Why Attachment Security Matters: How Customers’ Attachment Styles Influence Their Relationships With Service Firms and Service Employees
Ruth N. Bolton, Marketing Science Institute
Martin Mende, University of Kentucky
Relational orientations vary across customers, so that marketing activities and service programs should be customized to individual customers or market segments. However, little is known about the underlying processes that influence how customers bond with a service firm and its employees. This article explains customer-firm and customer-employee relationships based on attachment theory. It provides theoretical and empirical evidence that customers with either high attachment assurance, attachment promotion, or both perceive both service firm and service employee more positively – in terms of satisfaction, trust and affective commitment – than customers with lower levels on these dimensions.
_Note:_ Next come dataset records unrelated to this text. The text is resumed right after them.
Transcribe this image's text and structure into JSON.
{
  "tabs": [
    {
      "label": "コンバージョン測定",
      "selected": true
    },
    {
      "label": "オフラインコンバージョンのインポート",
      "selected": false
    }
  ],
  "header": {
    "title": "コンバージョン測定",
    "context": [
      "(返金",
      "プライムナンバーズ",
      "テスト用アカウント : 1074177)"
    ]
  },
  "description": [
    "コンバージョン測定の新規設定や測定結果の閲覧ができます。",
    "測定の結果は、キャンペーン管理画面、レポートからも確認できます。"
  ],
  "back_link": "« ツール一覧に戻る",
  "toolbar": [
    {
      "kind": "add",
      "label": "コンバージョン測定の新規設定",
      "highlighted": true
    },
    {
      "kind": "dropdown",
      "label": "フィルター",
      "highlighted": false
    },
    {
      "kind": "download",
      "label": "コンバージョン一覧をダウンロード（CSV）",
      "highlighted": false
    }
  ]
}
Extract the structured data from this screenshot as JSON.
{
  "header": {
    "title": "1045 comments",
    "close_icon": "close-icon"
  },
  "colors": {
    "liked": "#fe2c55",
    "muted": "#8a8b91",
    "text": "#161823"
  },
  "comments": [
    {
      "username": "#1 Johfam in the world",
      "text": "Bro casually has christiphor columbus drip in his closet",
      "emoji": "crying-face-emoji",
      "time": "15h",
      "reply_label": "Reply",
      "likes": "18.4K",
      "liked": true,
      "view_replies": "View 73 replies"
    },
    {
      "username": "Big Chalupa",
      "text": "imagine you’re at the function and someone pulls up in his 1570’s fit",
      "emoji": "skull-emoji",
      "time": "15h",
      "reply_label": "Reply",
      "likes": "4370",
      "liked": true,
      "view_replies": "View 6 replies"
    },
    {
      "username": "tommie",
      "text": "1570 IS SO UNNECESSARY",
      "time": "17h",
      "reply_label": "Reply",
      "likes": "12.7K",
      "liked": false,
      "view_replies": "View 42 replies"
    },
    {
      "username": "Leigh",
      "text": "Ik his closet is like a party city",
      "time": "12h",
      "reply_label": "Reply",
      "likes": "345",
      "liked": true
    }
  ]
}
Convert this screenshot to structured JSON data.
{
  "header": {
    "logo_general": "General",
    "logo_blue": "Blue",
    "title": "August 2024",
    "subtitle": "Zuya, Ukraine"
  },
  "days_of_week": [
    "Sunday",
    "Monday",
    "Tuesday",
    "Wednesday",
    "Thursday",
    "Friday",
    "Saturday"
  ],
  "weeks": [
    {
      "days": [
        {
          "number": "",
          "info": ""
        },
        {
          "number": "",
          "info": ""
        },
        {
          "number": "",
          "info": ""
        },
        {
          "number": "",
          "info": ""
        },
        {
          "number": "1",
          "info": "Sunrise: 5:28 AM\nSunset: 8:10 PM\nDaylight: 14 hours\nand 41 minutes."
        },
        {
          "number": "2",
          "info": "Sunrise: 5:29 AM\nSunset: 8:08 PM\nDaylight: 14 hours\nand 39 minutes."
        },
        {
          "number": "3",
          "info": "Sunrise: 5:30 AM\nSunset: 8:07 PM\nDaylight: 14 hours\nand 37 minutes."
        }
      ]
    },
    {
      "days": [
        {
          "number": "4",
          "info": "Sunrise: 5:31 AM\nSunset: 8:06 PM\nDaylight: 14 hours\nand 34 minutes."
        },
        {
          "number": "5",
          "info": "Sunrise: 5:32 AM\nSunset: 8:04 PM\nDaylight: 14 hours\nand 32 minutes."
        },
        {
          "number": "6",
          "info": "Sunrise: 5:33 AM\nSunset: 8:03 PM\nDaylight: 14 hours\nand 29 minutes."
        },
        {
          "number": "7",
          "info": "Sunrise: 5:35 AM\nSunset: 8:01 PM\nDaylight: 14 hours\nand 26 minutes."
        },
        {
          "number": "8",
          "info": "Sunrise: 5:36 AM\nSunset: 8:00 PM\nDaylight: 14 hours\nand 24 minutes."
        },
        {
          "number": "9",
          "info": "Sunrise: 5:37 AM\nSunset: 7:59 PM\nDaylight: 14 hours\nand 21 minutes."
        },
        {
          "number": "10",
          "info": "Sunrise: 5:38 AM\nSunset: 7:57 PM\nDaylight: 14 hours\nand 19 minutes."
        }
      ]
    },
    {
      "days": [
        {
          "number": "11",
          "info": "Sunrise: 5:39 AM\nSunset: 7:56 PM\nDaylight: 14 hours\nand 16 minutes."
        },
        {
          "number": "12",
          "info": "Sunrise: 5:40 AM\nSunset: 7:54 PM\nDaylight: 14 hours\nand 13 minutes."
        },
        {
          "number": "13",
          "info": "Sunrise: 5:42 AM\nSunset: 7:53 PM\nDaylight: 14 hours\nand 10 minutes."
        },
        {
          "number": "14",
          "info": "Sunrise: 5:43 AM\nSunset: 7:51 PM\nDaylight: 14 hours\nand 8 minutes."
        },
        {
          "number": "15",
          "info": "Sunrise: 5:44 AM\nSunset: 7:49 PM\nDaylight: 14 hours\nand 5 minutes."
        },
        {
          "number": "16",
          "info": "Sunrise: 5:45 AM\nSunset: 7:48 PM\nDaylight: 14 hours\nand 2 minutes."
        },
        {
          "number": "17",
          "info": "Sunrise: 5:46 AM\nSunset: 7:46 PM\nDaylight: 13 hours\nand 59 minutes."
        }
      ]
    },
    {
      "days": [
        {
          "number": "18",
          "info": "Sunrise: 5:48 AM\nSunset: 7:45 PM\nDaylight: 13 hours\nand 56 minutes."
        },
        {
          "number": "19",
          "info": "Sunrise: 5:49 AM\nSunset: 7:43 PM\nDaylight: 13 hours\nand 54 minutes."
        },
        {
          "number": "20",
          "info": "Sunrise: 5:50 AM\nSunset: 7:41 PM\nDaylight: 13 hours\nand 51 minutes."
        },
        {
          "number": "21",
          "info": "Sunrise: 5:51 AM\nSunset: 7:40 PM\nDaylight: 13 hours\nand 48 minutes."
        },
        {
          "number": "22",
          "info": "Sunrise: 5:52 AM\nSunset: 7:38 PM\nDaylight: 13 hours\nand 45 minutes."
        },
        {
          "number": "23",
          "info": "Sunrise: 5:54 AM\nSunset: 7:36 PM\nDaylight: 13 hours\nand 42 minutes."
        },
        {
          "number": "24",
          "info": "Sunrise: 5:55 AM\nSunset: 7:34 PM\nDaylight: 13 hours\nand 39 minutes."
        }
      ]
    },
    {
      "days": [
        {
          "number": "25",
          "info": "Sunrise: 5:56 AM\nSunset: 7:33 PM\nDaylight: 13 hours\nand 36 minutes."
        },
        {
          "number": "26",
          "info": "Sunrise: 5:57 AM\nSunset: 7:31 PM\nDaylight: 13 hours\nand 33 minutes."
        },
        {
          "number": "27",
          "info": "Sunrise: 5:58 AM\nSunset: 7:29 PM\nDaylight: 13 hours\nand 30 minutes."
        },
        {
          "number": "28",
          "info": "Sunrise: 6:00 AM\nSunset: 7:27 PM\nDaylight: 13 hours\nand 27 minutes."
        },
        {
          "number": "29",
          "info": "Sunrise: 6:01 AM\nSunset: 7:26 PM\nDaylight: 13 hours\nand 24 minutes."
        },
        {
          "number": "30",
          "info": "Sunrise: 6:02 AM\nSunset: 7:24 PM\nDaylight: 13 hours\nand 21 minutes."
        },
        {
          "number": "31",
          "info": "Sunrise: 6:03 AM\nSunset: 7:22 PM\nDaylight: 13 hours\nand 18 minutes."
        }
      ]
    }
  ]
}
However, the service firm and service employees are separate attachment targets, so this study also tests whether customers have a similar propensity to bond with both. It finds that insecurely attached customers who find the interpersonal bond with an employee deficient, compensate for this deficiency by being more likely to bond with the service firm. Companies that measure customer attachment styles can better segment markets, manage customer relationships and allocate resources. For example, customers with high levels of attachment assurance and high levels of attachment promotion toward the firm should be receptive to relationship building and are candidates for social service programs, whereas customers with low levels of attachment promotion are likely to be more responsive to financial programs.